Future manager Tavia Osbey, of MidCitizen Entertainment, was still a college student needing to write a paper about a live poetry experience and only went to a show because her sister was a fan. “I kind of went on a mission to find Tank for my sister,” Osbey said of the start of their relationship. “Somewhere along the way we became friends and me becoming her manager was kind of a joke that became real.
“But I always thought she could use NPR as the platform for people to hear her,” Osbey says. “I used to go to the open mic every week just to see her and for the feeling I would get from experiencing a performer and a poet.”
Many others would feel Osbey’s same jolt of wonder and discovery upon hearing TATB’s amalgamation of spoken word, hip-hop, rock and jazz. More Frank Zappa whimsy than jazzy noodling, the band is anchored by Tank’s emotive voice that can range from a dulcet whisper to a Mack truck and everything in between. The Bangas, which began to gel as a collective in 2011, would eventually settle into a core of drummer and musical director Joshua Johnson; Albert Allenback on sax and flute; Norman Spence, bassist and synths; and Merell Burkett, keyboards.
The massive chain reaction to the Tiny Desk results took Tank and the Bangas completely by surprise.
“It was like seeing 6,000 leaves on the ground and picking one up and finding it has your name on it,” Tank says. “We were always traveling all the time but, after that, every show sold out. People are screaming.
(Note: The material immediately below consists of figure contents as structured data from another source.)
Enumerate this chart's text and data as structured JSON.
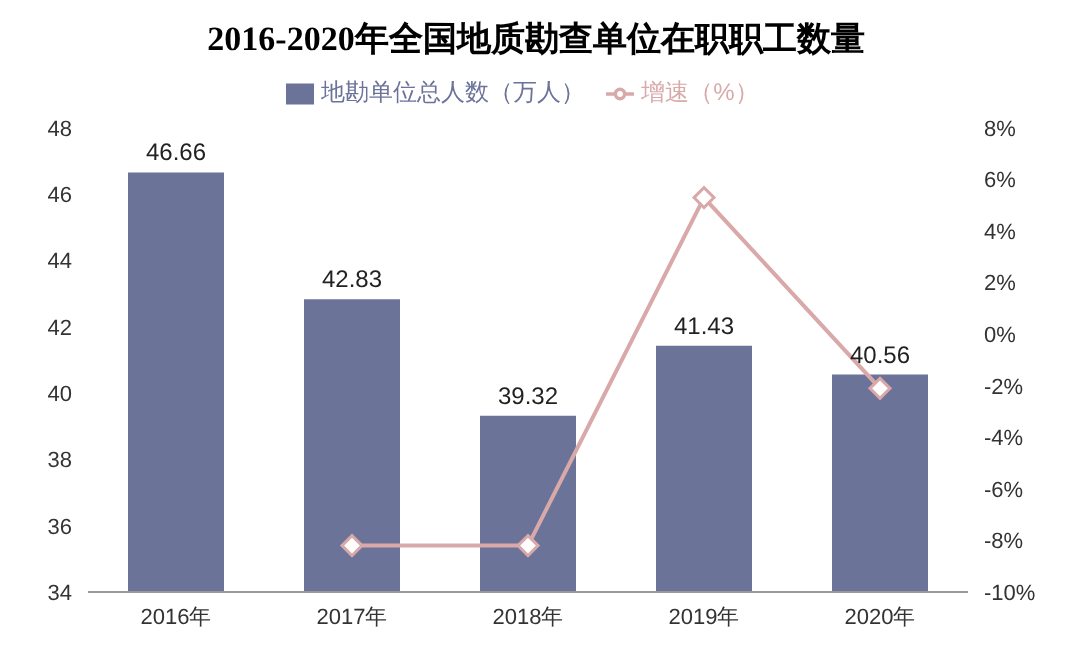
{
  "chart_data": {
    "type": "bar",
    "title": "2016-2020年全国地质勘查单位在职职工数量",
    "categories": [
      "2016年",
      "2017年",
      "2018年",
      "2019年",
      "2020年"
    ],
    "series": [
      {
        "name": "地勘单位总人数（万人）",
        "color": "#6b7399",
        "values": [
          46.66,
          42.83,
          39.32,
          41.43,
          40.56
        ],
        "value_labels": [
          "46.66",
          "42.83",
          "39.32",
          "41.43",
          "40.56"
        ]
      },
      {
        "name": "增速（%）",
        "type": "line",
        "axis": "y2",
        "color": "#d9a9a9",
        "values": [
          null,
          -8.2,
          -8.2,
          5.3,
          -2.1
        ],
        "marker": "diamond"
      }
    ],
    "ylim": [
      34,
      48
    ],
    "yticks": [
      34,
      36,
      38,
      40,
      42,
      44,
      46,
      48
    ],
    "y2lim": [
      -10,
      8
    ],
    "y2ticks": [
      {
        "value": -10,
        "label": "-10%"
      },
      {
        "value": -8,
        "label": "-8%"
      },
      {
        "value": -6,
        "label": "-6%"
      },
      {
        "value": -4,
        "label": "-4%"
      },
      {
        "value": -2,
        "label": "-2%"
      },
      {
        "value": 0,
        "label": "0%"
      },
      {
        "value": 2,
        "label": "2%"
      },
      {
        "value": 4,
        "label": "4%"
      },
      {
        "value": 6,
        "label": "6%"
      },
      {
        "value": 8,
        "label": "8%"
      }
    ],
    "legend": "top"
  }
}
It’s never been like this.”
Then the record labels came courting. “We wanted to do something with the music and travel with it,” says the 29-year-old Tank of the band’s pre-NPR life. “We never thought about that because we’d been independent for so many years. We’d fund our own tours.
“To get to the next level, we knew we couldn’t do it alone. Tavia works so hard; I wanted someone to relieve the pressure and get a machine behind us.”
Verve Label Group – with its historic catalog of jazz greats including Ella Fitzgerald, Nina Simone, Billie Holliday and progressive artists like Frank Zappa and The Velvet Underground – was one of those labels seeking to win the hearts of Tank and the Bangas.
“We were persistent without being obnoxious,” Dahlia Ambach-Caplin, VP of A&R for Verve, who ultimately signed the band, tells Pollstar. “When we sign the gems, because they are rare, we will use the full-court press.”
Tank and the Bangas, along with its team of agents Meredith Kluger and David Rowan of High Road Touring, has in 2018 made a huge splash at Sasquatch! BottleRock, and the New Orleans Jazz & Heritage Festival among others.
In the past, TATB has opened for Big Freedia (also a MidCitizen client – a show in 2016 at Brooklyn Bowl grossed $18,856, according to Pollstar BoxOffice reports) and Alabama Shakes (a Shreveport Municipal Auditorium show in April 2017 grossed $124,000). More recently, the band headlined an April show at Austin’s Scoot Inn, grossing $16,575.
“Their live shows are incredibly powerful, captivating, compelling and dynamic. Beyond anything this band is joyful, and bringing a message of hope, positivity, inclusivity, and love, which is what draws the fans to them, and keeps them coming to every show,” High Road’s Kluger tells Pollstar.
The band embarks on a European festival tour in June before returning to the States for Newport Jazz Festival and a headlining spot at Colorado’s Red Rocks in late July.
“We’re really in love with what we are doing right now. I don’t think we could do anything else,” Tank says. “For anybody coming on after, I hope they’re prepared to have as much fun as we do.”
So what would she want to do if she couldn’t perform?
“I always wanted to be a Disney voiceover character for something, I don’t know what doing that would be, but it would be pretty freaking cool.”
If she couldn’t live the fairytale she currently seems to be living, she certainly could voice one.